Surface Structure and Orientation of PTFE Films Determined by Experimental and FEFF8-Calculated NEXAFS Spectra

Abstract

Near-edge X-ray absorption fine structure (NEXAFS) experiments have provided information about the orientation of adsorbed small molecules, self-assembled monolayers, and polymers. Long fluorocarbon chains are known to have a twisted (or helical) structure due to the steric interactions of the fluorine atoms. Carbon K-edge and fluorine K-edge NEXAFS spectra of poly(tetrafluoroethylene) (PTFE) have been calculated using FEFF8 to determine how changing the helical structure of the PTFE chains affects the NEXAFS spectra.

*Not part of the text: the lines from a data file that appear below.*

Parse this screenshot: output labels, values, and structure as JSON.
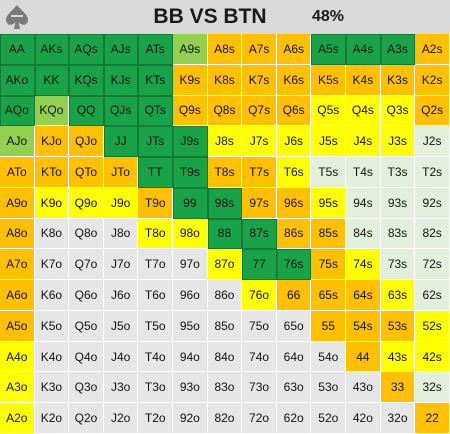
{
  "header": {
    "title": "BB VS BTN",
    "percent": "48%",
    "logo_icon": "spade-logo-icon",
    "background": "#d9d9d9"
  },
  "legend_colors": {
    "dg": "#19a348",
    "lg": "#92d050",
    "or": "#ffc000",
    "yl": "#ffff00",
    "pg": "#e2efda",
    "gy": "#e7e6e6"
  },
  "grid": [
    [
      {
        "h": "AA",
        "c": "dg"
      },
      {
        "h": "AKs",
        "c": "dg"
      },
      {
        "h": "AQs",
        "c": "dg"
      },
      {
        "h": "AJs",
        "c": "dg"
      },
      {
        "h": "ATs",
        "c": "dg"
      },
      {
        "h": "A9s",
        "c": "lg"
      },
      {
        "h": "A8s",
        "c": "or"
      },
      {
        "h": "A7s",
        "c": "or"
      },
      {
        "h": "A6s",
        "c": "or"
      },
      {
        "h": "A5s",
        "c": "dg"
      },
      {
        "h": "A4s",
        "c": "dg"
      },
      {
        "h": "A3s",
        "c": "dg"
      },
      {
        "h": "A2s",
        "c": "or"
      }
    ],
    [
      {
        "h": "AKo",
        "c": "dg"
      },
      {
        "h": "KK",
        "c": "dg"
      },
      {
        "h": "KQs",
        "c": "dg"
      },
      {
        "h": "KJs",
        "c": "dg"
      },
      {
        "h": "KTs",
        "c": "dg"
      },
      {
        "h": "K9s",
        "c": "or"
      },
      {
        "h": "K8s",
        "c": "or"
      },
      {
        "h": "K7s",
        "c": "or"
      },
      {
        "h": "K6s",
        "c": "or"
      },
      {
        "h": "K5s",
        "c": "or"
      },
      {
        "h": "K4s",
        "c": "or"
      },
      {
        "h": "K3s",
        "c": "or"
      },
      {
        "h": "K2s",
        "c": "or"
      }
    ],
    [
      {
        "h": "AQo",
        "c": "dg"
      },
      {
        "h": "KQo",
        "c": "lg"
      },
      {
        "h": "QQ",
        "c": "dg"
      },
      {
        "h": "QJs",
        "c": "dg"
      },
      {
        "h": "QTs",
        "c": "dg"
      },
      {
        "h": "Q9s",
        "c": "or"
      },
      {
        "h": "Q8s",
        "c": "or"
      },
      {
        "h": "Q7s",
        "c": "or"
      },
      {
        "h": "Q6s",
        "c": "or"
      },
      {
        "h": "Q5s",
        "c": "yl"
      },
      {
        "h": "Q4s",
        "c": "yl"
      },
      {
        "h": "Q3s",
        "c": "yl"
      },
      {
        "h": "Q2s",
        "c": "or"
      }
    ],
    [
      {
        "h": "AJo",
        "c": "lg"
      },
      {
        "h": "KJo",
        "c": "or"
      },
      {
        "h": "QJo",
        "c": "or"
      },
      {
        "h": "JJ",
        "c": "dg"
      },
      {
        "h": "JTs",
        "c": "dg"
      },
      {
        "h": "J9s",
        "c": "dg"
      },
      {
        "h": "J8s",
        "c": "yl"
      },
      {
        "h": "J7s",
        "c": "yl"
      },
      {
        "h": "J6s",
        "c": "yl"
      },
      {
        "h": "J5s",
        "c": "yl"
      },
      {
        "h": "J4s",
        "c": "yl"
      },
      {
        "h": "J3s",
        "c": "yl"
      },
      {
        "h": "J2s",
        "c": "pg"
      }
    ],
    [
      {
        "h": "ATo",
        "c": "or"
      },
      {
        "h": "KTo",
        "c": "or"
      },
      {
        "h": "QTo",
        "c": "or"
      },
      {
        "h": "JTo",
        "c": "or"
      },
      {
        "h": "TT",
        "c": "dg"
      },
      {
        "h": "T9s",
        "c": "dg"
      },
      {
        "h": "T8s",
        "c": "or"
      },
      {
        "h": "T7s",
        "c": "or"
      },
      {
        "h": "T6s",
        "c": "yl"
      },
      {
        "h": "T5s",
        "c": "pg"
      },
      {
        "h": "T4s",
        "c": "pg"
      },
      {
        "h": "T3s",
        "c": "pg"
      },
      {
        "h": "T2s",
        "c": "pg"
      }
    ],
    [
      {
        "h": "A9o",
        "c": "or"
      },
      {
        "h": "K9o",
        "c": "yl"
      },
      {
        "h": "Q9o",
        "c": "yl"
      },
      {
        "h": "J9o",
        "c": "yl"
      },
      {
        "h": "T9o",
        "c": "or"
      },
      {
        "h": "99",
        "c": "dg"
      },
      {
        "h": "98s",
        "c": "dg"
      },
      {
        "h": "97s",
        "c": "or"
      },
      {
        "h": "96s",
        "c": "or"
      },
      {
        "h": "95s",
        "c": "yl"
      },
      {
        "h": "94s",
        "c": "pg"
      },
      {
        "h": "93s",
        "c": "pg"
      },
      {
        "h": "92s",
        "c": "pg"
      }
    ],
    [
      {
        "h": "A8o",
        "c": "or"
      },
      {
        "h": "K8o",
        "c": "gy"
      },
      {
        "h": "Q8o",
        "c": "gy"
      },
      {
        "h": "J8o",
        "c": "gy"
      },
      {
        "h": "T8o",
        "c": "yl"
      },
      {
        "h": "98o",
        "c": "yl"
      },
      {
        "h": "88",
        "c": "dg"
      },
      {
        "h": "87s",
        "c": "dg"
      },
      {
        "h": "86s",
        "c": "or"
      },
      {
        "h": "85s",
        "c": "or"
      },
      {
        "h": "84s",
        "c": "pg"
      },
      {
        "h": "83s",
        "c": "pg"
      },
      {
        "h": "82s",
        "c": "pg"
      }
    ],
    [
      {
        "h": "A7o",
        "c": "or"
      },
      {
        "h": "K7o",
        "c": "gy"
      },
      {
        "h": "Q7o",
        "c": "gy"
      },
      {
        "h": "J7o",
        "c": "gy"
      },
      {
        "h": "T7o",
        "c": "gy"
      },
      {
        "h": "97o",
        "c": "gy"
      },
      {
        "h": "87o",
        "c": "yl"
      },
      {
        "h": "77",
        "c": "dg"
      },
      {
        "h": "76s",
        "c": "dg"
      },
      {
        "h": "75s",
        "c": "or"
      },
      {
        "h": "74s",
        "c": "yl"
      },
      {
        "h": "73s",
        "c": "pg"
      },
      {
        "h": "72s",
        "c": "pg"
      }
    ],
    [
      {
        "h": "A6o",
        "c": "or"
      },
      {
        "h": "K6o",
        "c": "gy"
      },
      {
        "h": "Q6o",
        "c": "gy"
      },
      {
        "h": "J6o",
        "c": "gy"
      },
      {
        "h": "T6o",
        "c": "gy"
      },
      {
        "h": "96o",
        "c": "gy"
      },
      {
        "h": "86o",
        "c": "gy"
      },
      {
        "h": "76o",
        "c": "yl"
      },
      {
        "h": "66",
        "c": "or"
      },
      {
        "h": "65s",
        "c": "or"
      },
      {
        "h": "64s",
        "c": "or"
      },
      {
        "h": "63s",
        "c": "yl"
      },
      {
        "h": "62s",
        "c": "pg"
      }
    ],
    [
      {
        "h": "A5o",
        "c": "or"
      },
      {
        "h": "K5o",
        "c": "gy"
      },
      {
        "h": "Q5o",
        "c": "gy"
      },
      {
        "h": "J5o",
        "c": "gy"
      },
      {
        "h": "T5o",
        "c": "gy"
      },
      {
        "h": "95o",
        "c": "gy"
      },
      {
        "h": "85o",
        "c": "gy"
      },
      {
        "h": "75o",
        "c": "gy"
      },
      {
        "h": "65o",
        "c": "gy"
      },
      {
        "h": "55",
        "c": "or"
      },
      {
        "h": "54s",
        "c": "or"
      },
      {
        "h": "53s",
        "c": "or"
      },
      {
        "h": "52s",
        "c": "yl"
      }
    ],
    [
      {
        "h": "A4o",
        "c": "yl"
      },
      {
        "h": "K4o",
        "c": "gy"
      },
      {
        "h": "Q4o",
        "c": "gy"
      },
      {
        "h": "J4o",
        "c": "gy"
      },
      {
        "h": "T4o",
        "c": "gy"
      },
      {
        "h": "94o",
        "c": "gy"
      },
      {
        "h": "84o",
        "c": "gy"
      },
      {
        "h": "74o",
        "c": "gy"
      },
      {
        "h": "64o",
        "c": "gy"
      },
      {
        "h": "54o",
        "c": "gy"
      },
      {
        "h": "44",
        "c": "or"
      },
      {
        "h": "43s",
        "c": "yl"
      },
      {
        "h": "42s",
        "c": "yl"
      }
    ],
    [
      {
        "h": "A3o",
        "c": "yl"
      },
      {
        "h": "K3o",
        "c": "gy"
      },
      {
        "h": "Q3o",
        "c": "gy"
      },
      {
        "h": "J3o",
        "c": "gy"
      },
      {
        "h": "T3o",
        "c": "gy"
      },
      {
        "h": "93o",
        "c": "gy"
      },
      {
        "h": "83o",
        "c": "gy"
      },
      {
        "h": "73o",
        "c": "gy"
      },
      {
        "h": "63o",
        "c": "gy"
      },
      {
        "h": "53o",
        "c": "gy"
      },
      {
        "h": "43o",
        "c": "gy"
      },
      {
        "h": "33",
        "c": "or"
      },
      {
        "h": "32s",
        "c": "pg"
      }
    ],
    [
      {
        "h": "A2o",
        "c": "yl"
      },
      {
        "h": "K2o",
        "c": "gy"
      },
      {
        "h": "Q2o",
        "c": "gy"
      },
      {
        "h": "J2o",
        "c": "gy"
      },
      {
        "h": "T2o",
        "c": "gy"
      },
      {
        "h": "92o",
        "c": "gy"
      },
      {
        "h": "82o",
        "c": "gy"
      },
      {
        "h": "72o",
        "c": "gy"
      },
      {
        "h": "62o",
        "c": "gy"
      },
      {
        "h": "52o",
        "c": "gy"
      },
      {
        "h": "42o",
        "c": "gy"
      },
      {
        "h": "32o",
        "c": "gy"
      },
      {
        "h": "22",
        "c": "or"
      }
    ]
  ]
}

Specific structural parameters varied in the calculations included unwinding the helix, changing bond angles, and theoretically stretching the PTFE chains. Changing these structural parameters resulted in changes in the calculated NEXAFS spectra. Experimental NEXAFS spectra were obtained at beamline U7A of the NSLS on highly oriented, rubbed PTFE samples. A large polarization dependence is observed at the fluorine K-edge for the C-F σ * peak and at the carbon K-edge for the C-F σ * peaks (at 292.3 and 299 eV) and the C-C σ * peak (at 295.7 eV), consistent with the fluorocarbon chains oriented parallel to the gold surface along the rubbing direction. FEFF8 NEXAFS spectra calculated with self-consistent spherical muffin-tin potentials, a full multiple-scattering formalism, the structural coordinates for bulk PTFE, and no adjustable physical parameters are in good agreement with the experimental NEXAFS spectra, showing the fluorocarbon chains in the rubbed PTFE films have a helical structure.